В конце XIX века большие живописцы Франции вовсе не писали идейных картин и не проповедовали идейных учений. В этом смысле французы не похожи на своих российских собратьев. Они, так сказать, перешли на сторону природных сил, ибо силы истории и социума перестали волновать и зажигать искусство. Талантливейшие мастера Франции стали во множестве писать картины, посвященные силам жизни и субстанциям природы. Про общество и историю волновались почтенные посредственности, то есть официальные картинописцы и салонные художники, да еще Академия художеств задавала своим дипломантам на экзаменах исторические темы. Римские цезари, греческие философы и средневековые короли изобиловали в тех картинах, и эпохи славных Людовиков и наполеоновских деяний также взывали к патриотизму и эрудиции французской публики. Большие мастера кисти шли иными путями.
Ренуару, Клоду Моне, Сезанну и Ван Гогу игры с историей и общественными проблемами стали совсем не нужны. Социальная и политическая реальность, видимая глазами реальная жизнь оказалась сомнительной. На эту реальность не хотелось смотреть. «Глаза бы мои на все это не смотрели» – могли бы сказать французские живописцы, если бы знали это русское выражение. Реальность обанкротилась. То есть человеческая реальность общественных ценностей и идей оказалась лживой.
Французская живопись обратила взор в другую сторону. Вспомните любимые нами картины импрессионистов. Они обращаются к нам с явственными посланиями. Свет солнца, цветущие луга, водные просторы, энергии и силы жизни – это реальные зримые сущности. А что такое страдания народа, или что такое интересы государства, или что такое закон и власть? Против угнетения и за счастье человечества – это разве не область домыслов, выдумок и сомнительных фокусов ума?
Горизонты, овеянные воздухом и светом, а также кувшины, чашки, яблоки и тарелки на столе – это вечные вещи, они и в древности были такие, как сейчас, и сейчас такие же, как в древности. Они надежны. Но мораль? Права человека и гражданина? Национальные интересы? Классовое сознание? Патриотические восторги? Пафос империи? Восторги революции?
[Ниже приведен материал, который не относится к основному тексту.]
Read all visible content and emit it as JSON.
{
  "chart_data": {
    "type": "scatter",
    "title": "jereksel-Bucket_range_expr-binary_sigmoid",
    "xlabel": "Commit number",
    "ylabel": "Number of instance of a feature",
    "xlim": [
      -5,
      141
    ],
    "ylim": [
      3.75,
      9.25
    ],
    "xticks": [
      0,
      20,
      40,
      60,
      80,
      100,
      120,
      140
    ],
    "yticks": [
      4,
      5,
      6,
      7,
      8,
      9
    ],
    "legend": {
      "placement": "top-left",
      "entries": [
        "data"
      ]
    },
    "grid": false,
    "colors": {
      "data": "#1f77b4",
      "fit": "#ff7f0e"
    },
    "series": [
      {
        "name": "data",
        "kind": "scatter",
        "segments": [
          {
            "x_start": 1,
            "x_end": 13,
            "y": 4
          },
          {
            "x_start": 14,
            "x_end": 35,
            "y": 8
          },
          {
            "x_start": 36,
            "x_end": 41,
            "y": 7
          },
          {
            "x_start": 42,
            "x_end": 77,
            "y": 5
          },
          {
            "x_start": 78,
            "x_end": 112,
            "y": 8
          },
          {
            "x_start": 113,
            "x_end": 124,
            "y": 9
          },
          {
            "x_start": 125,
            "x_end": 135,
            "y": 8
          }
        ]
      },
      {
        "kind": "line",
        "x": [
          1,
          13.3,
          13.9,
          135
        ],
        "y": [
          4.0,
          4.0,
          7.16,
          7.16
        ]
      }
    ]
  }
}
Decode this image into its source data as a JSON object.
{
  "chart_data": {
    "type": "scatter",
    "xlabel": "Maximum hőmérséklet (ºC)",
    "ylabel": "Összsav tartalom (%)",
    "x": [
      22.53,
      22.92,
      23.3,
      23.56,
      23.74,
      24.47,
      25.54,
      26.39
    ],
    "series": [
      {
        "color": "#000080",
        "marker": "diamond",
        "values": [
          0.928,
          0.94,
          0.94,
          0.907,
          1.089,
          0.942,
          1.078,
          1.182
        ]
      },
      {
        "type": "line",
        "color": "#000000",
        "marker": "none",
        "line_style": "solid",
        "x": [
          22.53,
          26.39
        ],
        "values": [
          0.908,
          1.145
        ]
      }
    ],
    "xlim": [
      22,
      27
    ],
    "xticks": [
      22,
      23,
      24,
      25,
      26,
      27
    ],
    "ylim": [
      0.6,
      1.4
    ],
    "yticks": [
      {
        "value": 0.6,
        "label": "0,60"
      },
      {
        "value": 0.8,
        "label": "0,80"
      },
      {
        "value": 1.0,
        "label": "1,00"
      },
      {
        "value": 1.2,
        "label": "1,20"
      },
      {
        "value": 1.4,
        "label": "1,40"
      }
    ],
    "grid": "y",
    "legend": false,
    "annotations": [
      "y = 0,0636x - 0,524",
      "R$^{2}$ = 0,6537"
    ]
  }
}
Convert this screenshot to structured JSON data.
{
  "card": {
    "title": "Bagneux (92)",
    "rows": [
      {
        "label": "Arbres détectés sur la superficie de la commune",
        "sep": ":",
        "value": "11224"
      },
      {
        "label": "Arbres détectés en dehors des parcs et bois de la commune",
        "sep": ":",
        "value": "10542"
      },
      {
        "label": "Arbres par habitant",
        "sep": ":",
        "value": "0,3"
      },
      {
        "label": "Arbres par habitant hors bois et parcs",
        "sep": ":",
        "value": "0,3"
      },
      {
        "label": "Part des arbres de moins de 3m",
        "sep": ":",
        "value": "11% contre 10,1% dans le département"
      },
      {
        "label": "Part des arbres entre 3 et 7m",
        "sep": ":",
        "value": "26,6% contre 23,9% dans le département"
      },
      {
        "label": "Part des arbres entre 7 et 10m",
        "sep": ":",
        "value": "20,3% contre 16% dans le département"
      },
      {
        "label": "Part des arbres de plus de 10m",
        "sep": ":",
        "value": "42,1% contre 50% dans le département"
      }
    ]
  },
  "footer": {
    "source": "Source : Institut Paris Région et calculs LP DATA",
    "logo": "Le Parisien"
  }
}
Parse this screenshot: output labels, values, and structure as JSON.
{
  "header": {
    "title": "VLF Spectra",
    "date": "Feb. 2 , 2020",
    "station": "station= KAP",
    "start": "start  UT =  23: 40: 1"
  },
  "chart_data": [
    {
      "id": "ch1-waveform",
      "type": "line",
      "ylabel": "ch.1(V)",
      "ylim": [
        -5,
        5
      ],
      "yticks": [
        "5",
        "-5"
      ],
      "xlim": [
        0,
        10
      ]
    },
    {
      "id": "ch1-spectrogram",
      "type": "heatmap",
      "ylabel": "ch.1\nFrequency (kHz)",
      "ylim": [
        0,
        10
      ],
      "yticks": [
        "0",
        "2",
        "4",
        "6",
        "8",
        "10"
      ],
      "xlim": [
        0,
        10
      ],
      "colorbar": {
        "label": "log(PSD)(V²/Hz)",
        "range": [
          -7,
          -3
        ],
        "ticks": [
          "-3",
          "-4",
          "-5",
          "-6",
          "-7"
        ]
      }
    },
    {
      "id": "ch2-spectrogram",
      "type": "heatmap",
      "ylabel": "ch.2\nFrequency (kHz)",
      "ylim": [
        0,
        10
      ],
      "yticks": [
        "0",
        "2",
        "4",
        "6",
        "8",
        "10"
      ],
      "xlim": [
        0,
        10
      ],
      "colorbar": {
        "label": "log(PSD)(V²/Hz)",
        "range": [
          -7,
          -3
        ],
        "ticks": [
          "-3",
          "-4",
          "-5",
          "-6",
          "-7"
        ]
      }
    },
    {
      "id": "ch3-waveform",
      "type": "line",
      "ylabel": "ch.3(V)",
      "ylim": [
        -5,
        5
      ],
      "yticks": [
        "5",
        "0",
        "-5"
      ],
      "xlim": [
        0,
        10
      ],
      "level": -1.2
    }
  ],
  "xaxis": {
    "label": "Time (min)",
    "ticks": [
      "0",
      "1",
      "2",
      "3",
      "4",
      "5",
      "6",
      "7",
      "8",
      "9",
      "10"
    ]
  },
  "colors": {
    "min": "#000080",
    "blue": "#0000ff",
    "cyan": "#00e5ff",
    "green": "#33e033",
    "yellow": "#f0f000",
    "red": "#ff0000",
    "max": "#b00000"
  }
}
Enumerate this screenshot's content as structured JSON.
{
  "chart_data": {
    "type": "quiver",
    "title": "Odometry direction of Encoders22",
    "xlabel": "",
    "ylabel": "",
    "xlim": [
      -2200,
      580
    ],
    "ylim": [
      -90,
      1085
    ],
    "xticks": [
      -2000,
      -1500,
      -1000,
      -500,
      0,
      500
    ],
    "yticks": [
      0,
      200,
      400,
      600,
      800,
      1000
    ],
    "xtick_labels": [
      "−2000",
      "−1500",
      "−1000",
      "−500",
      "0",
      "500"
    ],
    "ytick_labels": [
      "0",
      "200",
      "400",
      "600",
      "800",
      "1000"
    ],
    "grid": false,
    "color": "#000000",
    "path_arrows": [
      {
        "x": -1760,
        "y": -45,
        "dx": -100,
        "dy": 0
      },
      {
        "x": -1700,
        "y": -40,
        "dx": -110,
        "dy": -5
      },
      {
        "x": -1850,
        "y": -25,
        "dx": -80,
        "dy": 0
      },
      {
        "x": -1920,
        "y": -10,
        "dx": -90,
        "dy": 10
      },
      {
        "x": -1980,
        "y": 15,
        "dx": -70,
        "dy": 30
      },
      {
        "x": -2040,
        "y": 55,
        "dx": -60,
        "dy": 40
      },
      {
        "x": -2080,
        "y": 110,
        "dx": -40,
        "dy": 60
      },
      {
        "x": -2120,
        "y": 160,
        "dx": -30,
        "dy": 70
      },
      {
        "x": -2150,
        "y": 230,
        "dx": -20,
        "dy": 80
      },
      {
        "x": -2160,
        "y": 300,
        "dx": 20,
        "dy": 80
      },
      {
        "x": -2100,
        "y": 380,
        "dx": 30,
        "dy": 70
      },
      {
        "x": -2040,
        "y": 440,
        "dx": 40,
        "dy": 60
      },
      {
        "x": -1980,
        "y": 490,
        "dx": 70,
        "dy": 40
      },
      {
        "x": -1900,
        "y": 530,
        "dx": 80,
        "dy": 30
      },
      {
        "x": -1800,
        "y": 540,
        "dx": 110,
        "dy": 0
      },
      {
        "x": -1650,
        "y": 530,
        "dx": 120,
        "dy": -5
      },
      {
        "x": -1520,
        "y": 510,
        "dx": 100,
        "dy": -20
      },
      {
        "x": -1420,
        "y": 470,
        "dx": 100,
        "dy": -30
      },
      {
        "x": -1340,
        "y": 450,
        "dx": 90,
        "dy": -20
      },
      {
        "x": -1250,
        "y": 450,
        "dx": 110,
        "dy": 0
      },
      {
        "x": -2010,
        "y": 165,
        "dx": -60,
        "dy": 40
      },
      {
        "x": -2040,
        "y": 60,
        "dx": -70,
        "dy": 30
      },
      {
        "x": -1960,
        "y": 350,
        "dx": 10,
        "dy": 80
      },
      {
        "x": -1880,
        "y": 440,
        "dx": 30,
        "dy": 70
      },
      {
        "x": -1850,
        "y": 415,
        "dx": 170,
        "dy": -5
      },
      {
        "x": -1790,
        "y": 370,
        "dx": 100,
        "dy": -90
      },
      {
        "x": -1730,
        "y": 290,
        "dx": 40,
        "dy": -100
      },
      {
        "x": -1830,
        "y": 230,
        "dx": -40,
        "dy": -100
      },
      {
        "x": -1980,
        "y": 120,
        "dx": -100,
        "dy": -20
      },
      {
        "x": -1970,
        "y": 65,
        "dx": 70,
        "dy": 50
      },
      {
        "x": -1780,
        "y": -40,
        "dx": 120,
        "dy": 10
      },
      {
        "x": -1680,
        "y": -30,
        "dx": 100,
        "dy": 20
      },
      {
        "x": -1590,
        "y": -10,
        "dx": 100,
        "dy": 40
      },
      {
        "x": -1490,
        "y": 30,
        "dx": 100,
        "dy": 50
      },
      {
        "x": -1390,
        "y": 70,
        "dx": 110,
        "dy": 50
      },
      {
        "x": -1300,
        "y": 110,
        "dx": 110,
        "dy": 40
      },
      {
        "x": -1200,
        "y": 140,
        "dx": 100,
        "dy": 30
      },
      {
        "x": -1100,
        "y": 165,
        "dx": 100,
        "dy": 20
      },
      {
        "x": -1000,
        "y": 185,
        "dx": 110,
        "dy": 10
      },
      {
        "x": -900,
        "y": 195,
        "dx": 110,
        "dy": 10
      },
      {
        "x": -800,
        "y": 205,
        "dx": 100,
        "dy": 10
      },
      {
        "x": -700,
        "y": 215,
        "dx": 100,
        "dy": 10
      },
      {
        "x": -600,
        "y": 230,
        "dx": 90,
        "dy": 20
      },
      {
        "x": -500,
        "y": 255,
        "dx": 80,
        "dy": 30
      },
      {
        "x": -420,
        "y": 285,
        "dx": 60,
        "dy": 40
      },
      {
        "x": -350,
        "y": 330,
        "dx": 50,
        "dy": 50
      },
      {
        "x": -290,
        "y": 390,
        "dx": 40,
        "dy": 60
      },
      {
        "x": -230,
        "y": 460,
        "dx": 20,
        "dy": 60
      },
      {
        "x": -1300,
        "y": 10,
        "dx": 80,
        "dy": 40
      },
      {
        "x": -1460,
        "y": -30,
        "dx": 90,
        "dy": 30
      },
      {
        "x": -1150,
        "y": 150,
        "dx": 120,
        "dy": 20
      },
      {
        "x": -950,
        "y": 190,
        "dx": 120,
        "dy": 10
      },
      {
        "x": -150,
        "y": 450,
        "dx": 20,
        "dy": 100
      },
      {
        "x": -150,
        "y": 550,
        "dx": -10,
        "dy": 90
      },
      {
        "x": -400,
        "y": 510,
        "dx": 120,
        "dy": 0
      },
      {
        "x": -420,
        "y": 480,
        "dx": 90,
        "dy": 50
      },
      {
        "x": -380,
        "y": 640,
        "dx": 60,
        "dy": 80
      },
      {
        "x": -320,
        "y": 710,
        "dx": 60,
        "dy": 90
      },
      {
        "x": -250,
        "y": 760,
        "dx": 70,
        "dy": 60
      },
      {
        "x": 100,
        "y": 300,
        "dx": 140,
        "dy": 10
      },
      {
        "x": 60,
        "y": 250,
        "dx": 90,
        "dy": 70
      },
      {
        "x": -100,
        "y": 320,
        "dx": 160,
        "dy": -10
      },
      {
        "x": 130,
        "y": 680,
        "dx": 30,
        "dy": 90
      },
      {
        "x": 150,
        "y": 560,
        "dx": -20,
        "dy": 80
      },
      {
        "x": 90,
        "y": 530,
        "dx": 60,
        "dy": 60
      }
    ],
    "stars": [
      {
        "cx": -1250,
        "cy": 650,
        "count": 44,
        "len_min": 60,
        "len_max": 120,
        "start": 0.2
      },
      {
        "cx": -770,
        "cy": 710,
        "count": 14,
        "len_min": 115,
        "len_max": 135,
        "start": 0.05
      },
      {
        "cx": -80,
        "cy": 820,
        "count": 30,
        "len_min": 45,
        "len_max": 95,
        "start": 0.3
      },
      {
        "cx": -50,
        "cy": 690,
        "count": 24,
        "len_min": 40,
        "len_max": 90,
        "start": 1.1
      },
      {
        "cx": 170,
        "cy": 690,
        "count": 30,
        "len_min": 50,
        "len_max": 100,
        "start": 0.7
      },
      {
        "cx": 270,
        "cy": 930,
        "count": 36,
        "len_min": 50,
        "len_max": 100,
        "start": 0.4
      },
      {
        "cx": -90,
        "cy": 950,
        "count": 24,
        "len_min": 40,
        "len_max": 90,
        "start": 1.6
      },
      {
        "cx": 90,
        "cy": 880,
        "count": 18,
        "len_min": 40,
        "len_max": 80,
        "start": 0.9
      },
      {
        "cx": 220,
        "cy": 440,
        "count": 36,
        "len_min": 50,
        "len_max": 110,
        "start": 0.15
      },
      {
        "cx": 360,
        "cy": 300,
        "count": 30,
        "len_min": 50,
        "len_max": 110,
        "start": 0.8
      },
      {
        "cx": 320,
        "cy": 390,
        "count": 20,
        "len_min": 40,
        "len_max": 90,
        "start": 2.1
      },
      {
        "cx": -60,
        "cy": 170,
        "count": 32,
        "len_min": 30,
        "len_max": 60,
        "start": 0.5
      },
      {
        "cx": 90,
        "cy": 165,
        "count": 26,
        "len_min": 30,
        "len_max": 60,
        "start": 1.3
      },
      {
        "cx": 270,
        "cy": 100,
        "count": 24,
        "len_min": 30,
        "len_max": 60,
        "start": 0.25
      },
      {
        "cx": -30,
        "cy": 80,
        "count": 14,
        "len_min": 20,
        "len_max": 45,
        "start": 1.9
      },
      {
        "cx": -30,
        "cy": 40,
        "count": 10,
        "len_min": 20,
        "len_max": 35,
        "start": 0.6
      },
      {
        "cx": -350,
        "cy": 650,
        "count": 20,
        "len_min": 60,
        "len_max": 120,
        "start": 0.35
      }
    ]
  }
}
Помилуйте, это все что такое?! Разве найдется пятеро немцев, или трое французов, или парочка англичан, которые понимали бы эти предметы согласно друг с другом? И кто различит в наших идейных построениях, где там истина, где полуправда, где благие пожелания, где мечтания о светлом будущем, а где чистой воды ложь и лицемерие?
Должна существовать иная реальность, и это действительно надежная реальность. Упиваться солнцем и воздухом. Переживать геологические и планетарные силы, которые формируют и поверхность Земли, и формы и материю вещей. От горы на горизонте до кувшина на столе – везде она, матушка планета. Ее плоть, ее материя и строй. Таков принцип Сезанна. Трепет жизненной энергии пронизывает цветы, облака, горы в картинах Ван Гога. Исследовать математические соотношения плоскостей, линий, стереометрических фигур и абстрактных цветовых форм; это также означает иметь дело с иной реальностью, реальностью истинной.
Обнаружилось, что реальность планеты, космоса и природы, вообще сфера природного бытия реальнее и надежнее, чем человеческие представления о себе самих. Вероятно, это и было особо крупное, но не последнее важное открытие искусства Нового времени.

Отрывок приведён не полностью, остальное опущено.